Merry Christmas (or whichever holiday you and yours celebrate at this time of year). I’m currently hanging out at my in-laws’ house while William expends the last of his day’s energy on the year’s toy haul. After that, I get to handle bedtime, as usual. Let’s see if I can get this written before my intervention is required…
I had a really productive weekend. In all, I added 12,500 words to my current draft of Kingmaker‘s sequel of the course of three days. Most of that was revision or rework – scenes I had already written but that were in the wrong order in the story – but I did a pretty hefty amount of writing, too. I’m now past the place where I got stuck previously, and I have a pretty clear idea of what needs to happen between now and the end of the book. The length is looking to be much longer than I ever dreamed this story would require – possibly even longer than Lesson of the Fire was, and that made no pretense of being aimed at younger readers. Matt might trim that down on the next go-around, but it might simply be that the story needs to be longer. Certainly it is more complicated than the book that preceded it, which didn’t delve as deeply into subplots.
It’s a work in progress, but it is certainly coming along, and I hope to get a good chunk of work done on it during our ten days of travel and holiday festivities.
I finished reading Assassin’s Quest (by Robin Hobbs), yesterday. Some spoilers for that book and the two that precede it in the trilogy ahead. I’m enjoying this author’s work. Where she really shines is in getting deep inside her characters’ heads and in inventing complications that make sense and yet remain entirely unexpected. I remember thinking to myself when I set the book down on Wednesday that I had a couple suspicions about some of the things that would come into play, but I really had no idea how it would end. I even had a conversation with Beth (who read these books years ago – long enough ago to have written an awesome trio of songs about the trilogy in the same world that follows it) that evening in which I said I could see no way that the book wasn’t going to end without resolving a few loose ends. I was pleasantly surprised to discover that it actually wraps everything up nicely – both as a book and as a trilogy.
It is a solidly epic fantasy series, and while it doesn’t have the complete disregard for the lives of its heroes that made A Song of Ice and Fire (and its TV adaptation) famous, Hobb comes up with some really clever complications and resolutions to them. Sometimes it’s clear that Fitz is doing something absolutely stupid that is certain to fail (like when he decides that his only course of action is to assassinate the king even though he has neither resources, help, nor even a germ of a plan). In some cases it seems like things will work out the way he imagines it, but Hobb kindly drops us enough hints to the contrary that it isn’t jarring when they don’t (like how when Buridge and Molly believe Fitz is dead and take up living together to care for Fitz’s daughter, somehow that could *gasp* blossom into a romantic relationship). The whole “a man dying on the horns of a stone dragon causes it to stir closer to life” line of inquiry was one of those things that I was pretty certain would be critically important later, but Hobb performed a sleight of hand routine for so long that it almost had me convinced that she had dropped the plot to save it for a later story. Regal’s real scheme should have been obvious (there’s even an outright “Fitz tells us it was obvious to him when looking back” section in the framework story), but I didn’t realize it until way late in the book. It was interesting how the body swapping was foretold by the queen’s earlier comment that Fitz was a comely youth, and that whole bit leaves me wondering that more isn’t made of the fact that Fitz is still the biological father of Verity’s son. I’ll admit that I was tickled by the “failed” plot to poison the soldiers sent to capture him, only to discover that he had succeeded after all (an entertaining reversal of the author’s more common preference for frustrating expectations by introducing unexpected complications to an otherwise serviceable plan).

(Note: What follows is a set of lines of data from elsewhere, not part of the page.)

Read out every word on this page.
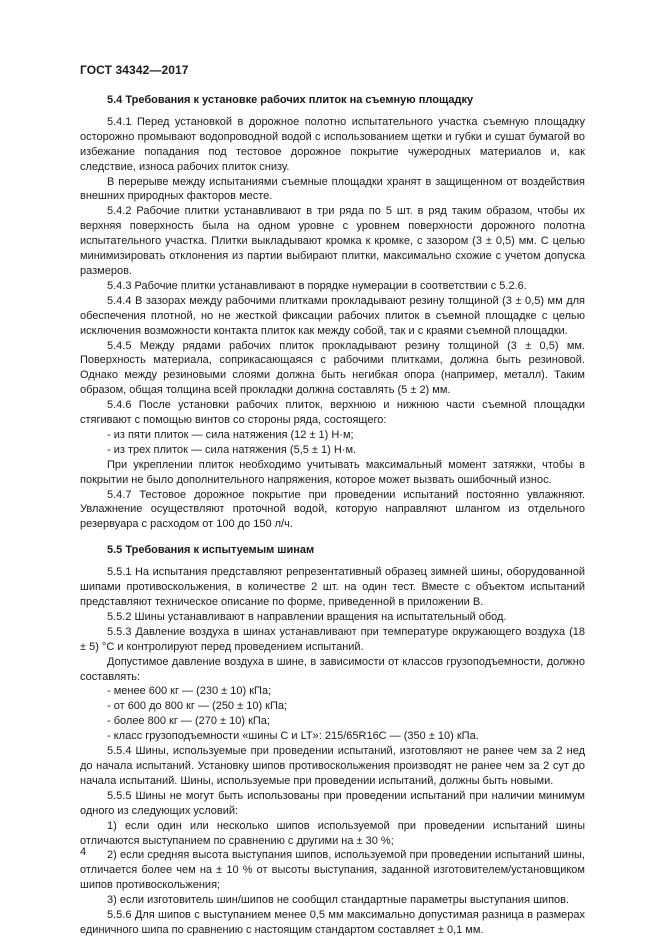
ГОСТ 34342—2017
5.4 Требования к установке рабочих плиток на съемную площадку

5.4.1 Перед установкой в дорожное полотно испытательного участка съемную площадку осторожно промывают водопроводной водой с использованием щетки и губки и сушат бумагой во избежание попадания под тестовое дорожное покрытие чужеродных материалов и, как следствие, износа рабочих плиток снизу.

В перерыве между испытаниями съемные площадки хранят в защищенном от воздействия внешних природных факторов месте.

5.4.2 Рабочие плитки устанавливают в три ряда по 5 шт. в ряд таким образом, чтобы их верхняя поверхность была на одном уровне с уровнем поверхности дорожного полотна испытательного участка. Плитки выкладывают кромка к кромке, с зазором (3 ± 0,5) мм. С целью минимизировать отклонения из партии выбирают плитки, максимально схожие с учетом допуска размеров.

5.4.3 Рабочие плитки устанавливают в порядке нумерации в соответствии с 5.2.6.

5.4.4 В зазорах между рабочими плитками прокладывают резину толщиной (3 ± 0,5) мм для обеспечения плотной, но не жесткой фиксации рабочих плиток в съемной площадке с целью исключения возможности контакта плиток как между собой, так и с краями съемной площадки.

5.4.5 Между рядами рабочих плиток прокладывают резину толщиной (3 ± 0,5) мм. Поверхность материала, соприкасающаяся с рабочими плитками, должна быть резиновой. Однако между резиновыми слоями должна быть негибкая опора (например, металл). Таким образом, общая толщина всей прокладки должна составлять (5 ± 2) мм.

5.4.6 После установки рабочих плиток, верхнюю и нижнюю части съемной площадки стягивают с помощью винтов со стороны ряда, состоящего:

- из пяти плиток — сила натяжения (12 ± 1) Н·м;
- из трех плиток — сила натяжения (5,5 ± 1) Н·м.

При укреплении плиток необходимо учитывать максимальный момент затяжки, чтобы в покрытии не было дополнительного напряжения, которое может вызвать ошибочный износ.

5.4.7 Тестовое дорожное покрытие при проведении испытаний постоянно увлажняют. Увлажнение осуществляют проточной водой, которую направляют шлангом из отдельного резервуара с расходом от 100 до 150 л/ч.

5.5 Требования к испытуемым шинам

5.5.1 На испытания представляют репрезентативный образец зимней шины, оборудованной шипами противоскольжения, в количестве 2 шт. на один тест. Вместе с объектом испытаний представляют техническое описание по форме, приведенной в приложении В.

5.5.2 Шины устанавливают в направлении вращения на испытательный обод.

5.5.3 Давление воздуха в шинах устанавливают при температуре окружающего воздуха (18 ± 5) °С и контролируют перед проведением испытаний.

Допустимое давление воздуха в шине, в зависимости от классов грузоподъемности, должно составлять:

- менее 600 кг — (230 ± 10) кПа;
- от 600 до 800 кг — (250 ± 10) кПа;
- более 800 кг — (270 ± 10) кПа;
- класс грузоподъемности «шины С и LT»: 215/65R16C — (350 ± 10) кПа.

5.5.4 Шины, используемые при проведении испытаний, изготовляют не ранее чем за 2 нед до начала испытаний. Установку шипов противоскольжения производят не ранее чем за 2 сут до начала испытаний. Шины, используемые при проведении испытаний, должны быть новыми.

5.5.5 Шины не могут быть использованы при проведении испытаний при наличии минимум одного из следующих условий:

1) если один или несколько шипов используемой при проведении испытаний шины отличаются выступанием по сравнению с другими на ± 30 %;

2) если средняя высота выступания шипов, используемой при проведении испытаний шины, отличается более чем на ± 10 % от высоты выступания, заданной изготовителем/установщиком шипов противоскольжения;

3) если изготовитель шин/шипов не сообщил стандартные параметры выступания шипов.

5.5.6 Для шипов с выступанием менее 0,5 мм максимально допустимая разница в размерах единичного шипа по сравнению с настоящим стандартом составляет ± 0,1 мм.

4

In the end, Hobb really didn’t waste any of the pieces at her disposal. Pretty close to every concept and every interesting character plays some role in the conclusion. Probably my favorite was the vengeful ferret’s victory, although Fitz’s final handling of Regal was at once poetic and kinda terrifyingly awful. Of course, the same could be said about Verity’s final request of Fitz, because yikes.
Next up is Stephen Erikson’s Memories of Ice, the third book of his Malazan Book of the Fallen series. Now for something completely different, in other words. I’m sure I’ll come back to Hobb sooner rather than later. Her particular style of story braiding is actually quite close to what Matt and I favor for the books in our own world. For now, however, I have a small child to coax into falling asleep.